Problem 7

Exercise 10.7 (Rouché's theorem for a half-plane)   Let $a>1$. Show that the equation

$$a-z-e^{-z}=0$$ (10.35)

has exactly one solution in the right half-plane.

Proof. This can be shown with Rouché's theorem, whose setup we now perform. Let $f=a-z$ and $g=-e^{-z}$ and consider the semicircular contour with side $[Ri,-Ri]$ and arc $Re^{i\theta}$ for $\theta\in[-\pi/2,\pi/2]$ where $R>0$ is arbitrary.
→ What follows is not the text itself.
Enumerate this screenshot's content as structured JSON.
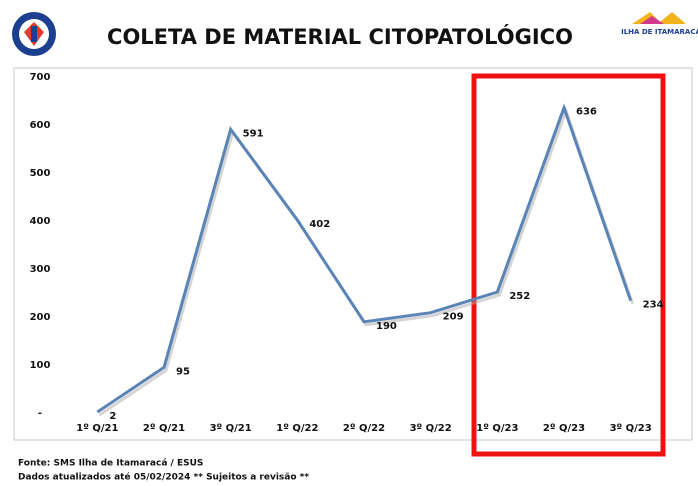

For the side, de Moivre's theorem implies $\vert g\vert=1$. A quick computation can exactly determine the modulus of $f=a-z$, where $z\in[Ri,-Ri]$

$$\vert f\vert = \vert a-z\vert = \sqrt{a^2+\vert z\vert^2} \geq a > 1 = \vert g\vert$$ (10.36)

The inequalities follow by the monotonicity of the square root and the given information about $a$. Now for the arc, we shall have $z=Re^{i\theta}$. This means

$$\vert g\vert = \vert e^{-Re^{i\theta}}\vert = \vert e^{-R\cos(\theta) - iR\sin(\theta)}\vert$$ (10.37)
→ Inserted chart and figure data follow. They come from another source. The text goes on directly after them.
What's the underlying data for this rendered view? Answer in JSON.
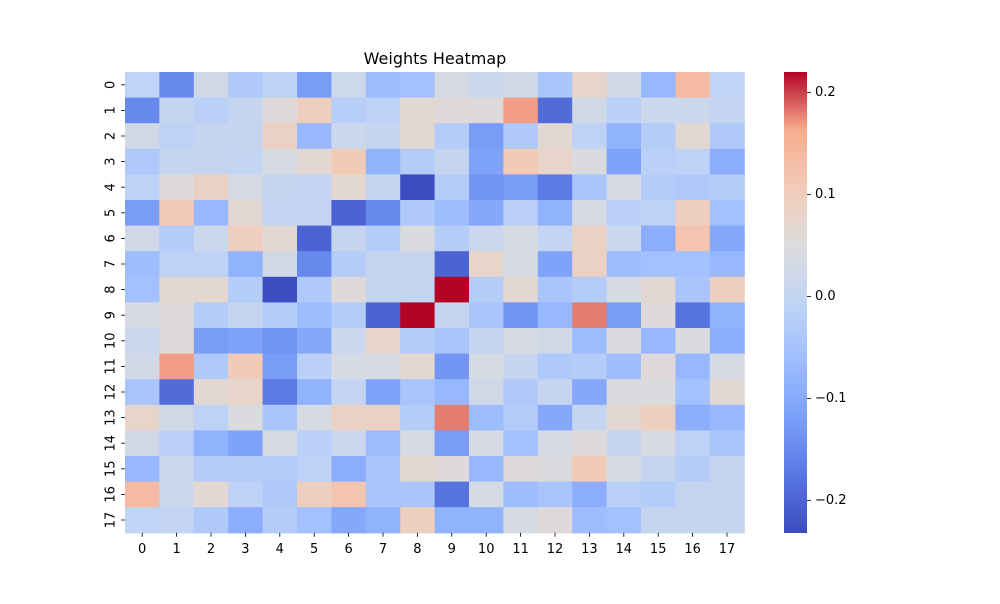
{
  "chart_data": {
    "type": "heatmap",
    "title": "Weights Heatmap",
    "xlabel": "",
    "ylabel": "",
    "x_categories": [
      "0",
      "1",
      "2",
      "3",
      "4",
      "5",
      "6",
      "7",
      "8",
      "9",
      "10",
      "11",
      "12",
      "13",
      "14",
      "15",
      "16",
      "17"
    ],
    "y_categories": [
      "0",
      "1",
      "2",
      "3",
      "4",
      "5",
      "6",
      "7",
      "8",
      "9",
      "10",
      "11",
      "12",
      "13",
      "14",
      "15",
      "16",
      "17"
    ],
    "colormap": "coolwarm",
    "vmin": -0.232,
    "vmax": 0.22,
    "colorbar_ticks": [
      0.2,
      0.1,
      0.0,
      -0.1,
      -0.2
    ],
    "colorbar_tick_labels": [
      "0.2",
      "0.1",
      "0.0",
      "−0.1",
      "−0.2"
    ],
    "values": [
      [
        0.0,
        -0.15,
        0.03,
        -0.03,
        -0.005,
        -0.12,
        0.025,
        -0.06,
        -0.05,
        0.04,
        0.02,
        0.03,
        -0.04,
        0.08,
        0.03,
        -0.07,
        0.14,
        0.0
      ],
      [
        -0.15,
        0.01,
        -0.01,
        0.01,
        0.06,
        0.1,
        -0.015,
        -0.005,
        0.07,
        0.06,
        0.06,
        0.17,
        -0.19,
        0.03,
        -0.01,
        0.02,
        0.02,
        0.005
      ],
      [
        0.03,
        -0.005,
        0.01,
        0.01,
        0.09,
        -0.07,
        0.02,
        0.01,
        0.07,
        -0.02,
        -0.12,
        -0.03,
        0.07,
        -0.005,
        -0.08,
        -0.02,
        0.07,
        -0.03
      ],
      [
        -0.03,
        0.01,
        0.01,
        0.005,
        0.04,
        0.07,
        0.11,
        -0.08,
        -0.02,
        0.01,
        -0.11,
        0.11,
        0.08,
        0.05,
        -0.11,
        -0.01,
        -0.005,
        -0.09
      ],
      [
        -0.005,
        0.06,
        0.09,
        0.04,
        0.01,
        0.005,
        0.07,
        0.01,
        -0.23,
        -0.02,
        -0.13,
        -0.12,
        -0.17,
        -0.04,
        0.04,
        -0.02,
        -0.03,
        -0.02
      ],
      [
        -0.12,
        0.11,
        -0.07,
        0.07,
        0.005,
        0.005,
        -0.2,
        -0.15,
        -0.03,
        -0.06,
        -0.1,
        -0.01,
        -0.08,
        0.04,
        -0.01,
        -0.005,
        0.1,
        -0.05
      ],
      [
        0.03,
        -0.02,
        0.02,
        0.1,
        0.07,
        -0.2,
        0.01,
        -0.02,
        0.05,
        -0.02,
        0.02,
        0.04,
        0.005,
        0.09,
        0.02,
        -0.09,
        0.12,
        -0.1
      ],
      [
        -0.06,
        -0.005,
        -0.005,
        -0.08,
        0.03,
        -0.15,
        -0.02,
        0.01,
        0.01,
        -0.2,
        0.08,
        0.04,
        -0.11,
        0.09,
        -0.06,
        -0.05,
        -0.05,
        -0.07
      ],
      [
        -0.05,
        0.07,
        0.07,
        -0.02,
        -0.23,
        -0.03,
        0.06,
        0.01,
        0.01,
        0.22,
        -0.02,
        0.07,
        -0.04,
        -0.02,
        0.04,
        0.07,
        -0.04,
        0.1
      ],
      [
        0.04,
        0.06,
        -0.02,
        0.01,
        -0.02,
        -0.06,
        -0.02,
        -0.2,
        0.22,
        0.01,
        -0.04,
        -0.13,
        -0.07,
        0.18,
        -0.12,
        0.06,
        -0.18,
        -0.08
      ],
      [
        0.02,
        0.06,
        -0.12,
        -0.11,
        -0.13,
        -0.1,
        0.02,
        0.08,
        -0.02,
        -0.04,
        0.01,
        0.04,
        0.03,
        -0.06,
        0.05,
        -0.07,
        0.05,
        -0.09
      ],
      [
        0.03,
        0.17,
        -0.03,
        0.11,
        -0.12,
        -0.01,
        0.04,
        0.04,
        0.07,
        -0.13,
        0.04,
        0.01,
        -0.03,
        -0.02,
        -0.06,
        0.06,
        -0.07,
        0.04
      ],
      [
        -0.04,
        -0.19,
        0.07,
        0.08,
        -0.17,
        -0.08,
        0.005,
        -0.11,
        -0.04,
        -0.07,
        0.03,
        -0.03,
        0.01,
        -0.1,
        0.05,
        0.05,
        -0.05,
        0.07
      ],
      [
        0.08,
        0.03,
        -0.005,
        0.05,
        -0.04,
        0.04,
        0.09,
        0.09,
        -0.02,
        0.18,
        -0.06,
        -0.02,
        -0.1,
        0.01,
        0.07,
        0.1,
        -0.09,
        -0.07
      ],
      [
        0.03,
        -0.01,
        -0.08,
        -0.11,
        0.04,
        -0.01,
        0.02,
        -0.06,
        0.04,
        -0.12,
        0.04,
        -0.05,
        0.04,
        0.06,
        0.01,
        0.04,
        -0.005,
        -0.04
      ],
      [
        -0.07,
        0.02,
        -0.02,
        -0.02,
        -0.02,
        -0.005,
        -0.09,
        -0.04,
        0.07,
        0.06,
        -0.07,
        0.06,
        0.05,
        0.11,
        0.04,
        0.01,
        -0.02,
        0.01
      ],
      [
        0.14,
        0.02,
        0.07,
        -0.005,
        -0.03,
        0.1,
        0.12,
        -0.04,
        -0.04,
        -0.18,
        0.04,
        -0.06,
        -0.04,
        -0.09,
        -0.01,
        -0.02,
        0.01,
        0.01
      ],
      [
        0.0,
        0.005,
        -0.03,
        -0.09,
        -0.02,
        -0.05,
        -0.1,
        -0.08,
        0.1,
        -0.08,
        -0.08,
        0.04,
        0.06,
        -0.06,
        -0.05,
        0.01,
        0.01,
        0.01
      ]
    ],
    "grid": false,
    "legend": "colorbar-right"
  }
}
$$= \vert e^{-R\cos(\theta)} e^{-iR\sin(\theta)}\vert$$ (10.38)

$$= e^{-R\cos(\theta)}$$ (10.39)

The domain $\theta\in[-\pi/2,\pi/2]$ indicates $-R\cos(\theta)>0$, so that as $g$ vanishes as $R\to\infty$, showing trivially that $\vert f\vert>\vert g\vert$.
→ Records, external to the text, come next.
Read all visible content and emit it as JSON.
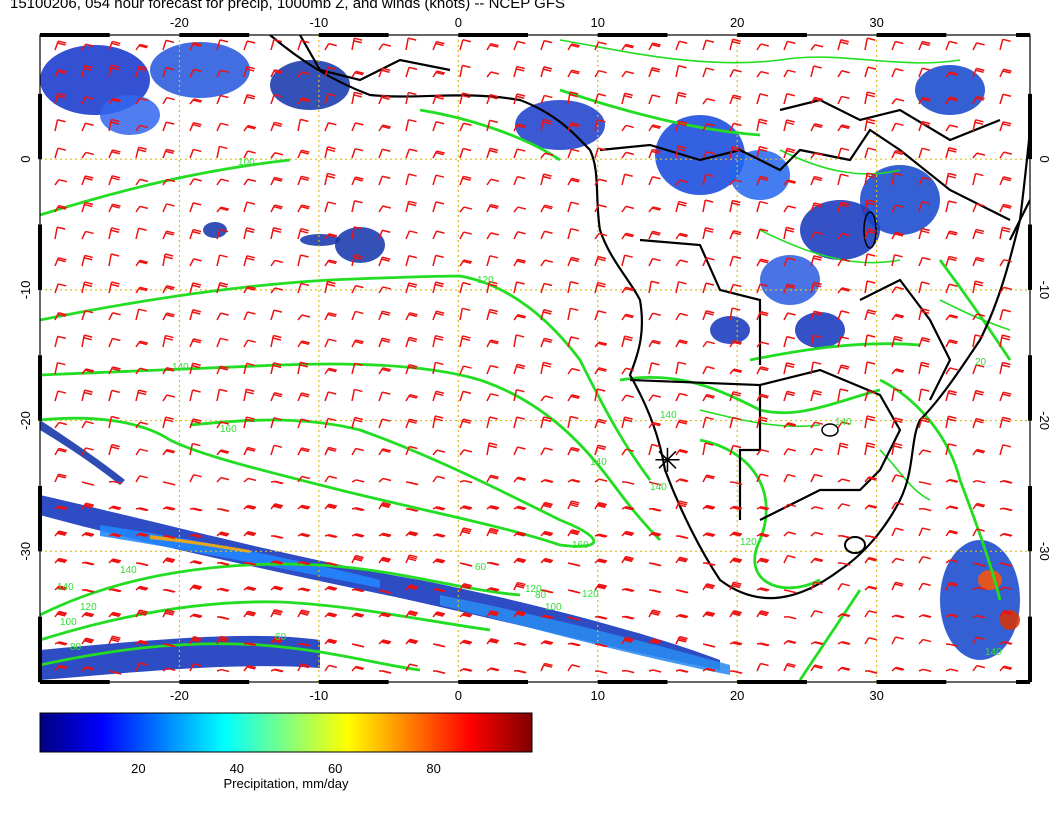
{
  "title": "15100206, 054 hour forecast for precip, 1000mb Z, and winds (knots) -- NCEP GFS",
  "axes": {
    "x_ticks": [
      "-20",
      "-10",
      "0",
      "10",
      "20",
      "30"
    ],
    "y_ticks": [
      "0",
      "-10",
      "-20",
      "-30"
    ],
    "lon_range": [
      -30,
      41
    ],
    "lat_range": [
      -40,
      9.5
    ]
  },
  "contour_labels": [
    "100",
    "120",
    "140",
    "140",
    "160",
    "160",
    "120",
    "140",
    "140",
    "120",
    "140",
    "60",
    "80",
    "100",
    "120",
    "140",
    "60",
    "80",
    "100",
    "120",
    "20",
    "140",
    "140"
  ],
  "colorbar": {
    "ticks": [
      "20",
      "40",
      "60",
      "80"
    ],
    "label": "Precipitation, mm/day",
    "range": [
      0,
      100
    ],
    "colors": [
      "#00007f",
      "#0000ff",
      "#0080ff",
      "#00ffff",
      "#80ff80",
      "#ffff00",
      "#ff8000",
      "#ff0000",
      "#7f0000"
    ]
  },
  "colors": {
    "contour": "#22dd22",
    "wind_barb": "#ee1111",
    "coast": "#000000",
    "grid": "#ddbb22"
  },
  "marker": {
    "lon": 15,
    "lat": -23
  }
}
Therefore all along the semicircular contour, we have that $\vert f\vert>\vert g\vert$, which indicates $a-z-e^{-z}$ has the same number of zeros as $f$, a linear function with only zero. Sending $R\to\infty$, we can decide that the equation has only one root in the right half-plane. $\qedsymbol$